Se vistió, desayunó a toda prisa en la cocina y en menos de quince minutos estaba de camino a clase. No porque llegase tarde al instituto, sino porque le gustaba sentarse un rato enfrente del edificio. Se acomodaba en un banco tranquilo que había bajo un limonero, y dibujaba elfos y dragones, inspirada por el rumor del agua de la fuente. Siempre le había gustado fantasear, y aquellas hojas en blanco dejaban volar a su imaginación.
Una vez en clase, las agujas del reloj se movieron tan perezosas como de costumbre. Incluso parecían llegar a congelarse cuando Horacio, un profesor rechoncho y con bigote de cowboy, les soltaba uno de sus rollos de biología. Por suerte para ellos, aquel día faltó a la última clase. De modo que los chicos pudieron marcharse antes de tiempo, y aprovecharon para hacer algunos planes en la hora libre. Algunas de las compañeras de Iris la invitaron a irse de compras, otras la propusieron tomar algo en una cafetería cercana. Aunque ambas propuestas resultaban tentadoras para una chica de su edad, ya estaba acostumbrada a rechazar cualquier idea que implicase un gasto de dinero. Y, como todos los días, ya había quedado en verse con Luna en el parque. Aun así, su amiga no se presentaría a la cita hasta pasada casi una hora. Así que decidió volver a casa para matar el tiempo.
Como Delia regresaba mucho más tarde del trabajo, abrió la puerta convencida de que no habría nadie en casa. Sin embargo, nada más entrar al recibidor, oyó unos ruidos que provenían de la parte de atrás. Iris se detuvo en seco. Giró la cabeza y afinó el oído. Creyó que pudieron ser imaginaciones suyas, pero se dio cuenta de que no era así en cuanto volvió a escucharlos. Caminó con cuidado de que sus pasos no resonaran en el suelo, recorriendo el pasillo como si fuese una sombra. Y, cuando alcanzó el recodo, asomó la cabeza con disimulo. Desde allí, pudo escuchar mejor los ruidos, y se dio cuenta de que procedían del cuarto de invitados. En ese momento, creyó percibir el crujido de una madera. Sin separarse de la esquina, se estiró un poco más hacia el pasillo. Vio que la puerta estaba entreabierta y la luz, encendida. La idea de que pudiese haber un ladrón en casa la hizo estremecerse. Sin embargo, decidió acercarse un poco más.

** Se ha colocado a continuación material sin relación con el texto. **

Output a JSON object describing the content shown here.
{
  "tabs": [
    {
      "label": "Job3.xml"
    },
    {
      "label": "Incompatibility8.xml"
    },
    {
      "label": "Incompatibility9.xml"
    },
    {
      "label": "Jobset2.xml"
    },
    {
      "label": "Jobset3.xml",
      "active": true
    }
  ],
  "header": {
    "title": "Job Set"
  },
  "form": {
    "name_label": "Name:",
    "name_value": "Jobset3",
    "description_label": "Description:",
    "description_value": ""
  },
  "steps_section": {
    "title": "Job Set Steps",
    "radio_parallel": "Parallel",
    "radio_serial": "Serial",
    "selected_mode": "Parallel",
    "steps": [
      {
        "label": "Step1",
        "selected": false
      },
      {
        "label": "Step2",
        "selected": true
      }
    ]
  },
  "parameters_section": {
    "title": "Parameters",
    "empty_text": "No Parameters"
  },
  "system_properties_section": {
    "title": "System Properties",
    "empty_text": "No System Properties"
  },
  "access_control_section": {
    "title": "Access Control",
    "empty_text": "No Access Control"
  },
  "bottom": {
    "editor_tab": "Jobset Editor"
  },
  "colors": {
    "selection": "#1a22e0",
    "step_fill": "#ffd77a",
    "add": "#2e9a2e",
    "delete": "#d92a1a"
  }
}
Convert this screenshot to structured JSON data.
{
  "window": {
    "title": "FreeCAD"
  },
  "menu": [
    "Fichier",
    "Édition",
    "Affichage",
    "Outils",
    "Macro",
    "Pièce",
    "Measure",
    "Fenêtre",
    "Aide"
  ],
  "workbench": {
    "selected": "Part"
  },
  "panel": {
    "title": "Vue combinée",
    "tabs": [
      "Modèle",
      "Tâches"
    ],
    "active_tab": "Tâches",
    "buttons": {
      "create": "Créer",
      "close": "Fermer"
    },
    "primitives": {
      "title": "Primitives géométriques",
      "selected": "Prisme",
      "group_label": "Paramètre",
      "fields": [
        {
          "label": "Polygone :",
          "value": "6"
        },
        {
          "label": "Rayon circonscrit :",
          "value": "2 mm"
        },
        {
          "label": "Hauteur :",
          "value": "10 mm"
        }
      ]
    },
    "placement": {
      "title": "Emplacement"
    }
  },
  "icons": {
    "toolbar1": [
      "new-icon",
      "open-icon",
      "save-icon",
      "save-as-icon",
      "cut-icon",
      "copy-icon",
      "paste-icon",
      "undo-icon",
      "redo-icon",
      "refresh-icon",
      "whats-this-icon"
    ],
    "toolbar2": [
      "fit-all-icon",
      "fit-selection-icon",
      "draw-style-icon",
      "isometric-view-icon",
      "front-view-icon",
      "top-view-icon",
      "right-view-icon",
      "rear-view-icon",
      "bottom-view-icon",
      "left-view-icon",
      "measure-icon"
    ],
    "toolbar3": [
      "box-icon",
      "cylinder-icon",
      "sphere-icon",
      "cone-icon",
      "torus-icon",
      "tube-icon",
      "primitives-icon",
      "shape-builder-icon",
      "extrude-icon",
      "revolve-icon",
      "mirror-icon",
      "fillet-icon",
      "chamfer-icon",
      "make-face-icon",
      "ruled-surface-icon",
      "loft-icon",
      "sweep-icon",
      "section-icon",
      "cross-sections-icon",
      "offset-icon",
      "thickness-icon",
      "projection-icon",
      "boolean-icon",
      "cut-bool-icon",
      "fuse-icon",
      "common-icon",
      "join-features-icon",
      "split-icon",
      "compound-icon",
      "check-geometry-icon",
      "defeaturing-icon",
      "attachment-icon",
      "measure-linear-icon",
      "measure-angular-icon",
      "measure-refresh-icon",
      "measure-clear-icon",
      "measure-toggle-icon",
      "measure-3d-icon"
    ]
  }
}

Se deslizó junto a la pared y, cuando alcanzó la puerta, asomó el rabillo del ojo por el reborde. Reconoció la figura de su madre en el interior, de espaldas frente a un armario con las puertas abiertas. Iris se afanó en adivinar lo que pudiera estar haciendo allí, pero el cuerpo de Delia obstaculizaba su visión. Aun así, continuó espiándola en silencio. Hasta que, por fin, la mujer se inclinó por un momento para alcanzar un trozo de madera que había sobre la cama. Entonces, la chica pudo ver que había un doble fondo en un rincón del mueble.
De pronto, la mujer cerró el armario y se dispuso a darse la media vuelta. Iris reaccionó rápido y escondió la cabeza antes de que la descubriese. Pero los pasos decididos de su madre la hicieron darse cuenta de que ya era demasiado tarde. No alcanzaría el recodo del pasillo a tiempo. Así que caminó de espaldas para alejarse de la puerta. Y, en cuanto su madre estuvo a punto de cruzarla, invirtió la dirección y caminó hacia allí como si acabase de llegar.
—¡Iris! —se sobresaltó la madre, que debió creerse sola en casa—. No te había oído entrar —jadeó del susto.
—Ya sabes que soy tan sigilosa como una pantera.
—¿Y no se supone que la pantera debería estar en clase?
—Ha faltado el profe de biología. —Iris se llevó la mano al pecho y dijo—: Me has dado un susto de muerte, creí que nos habían entrado a robar.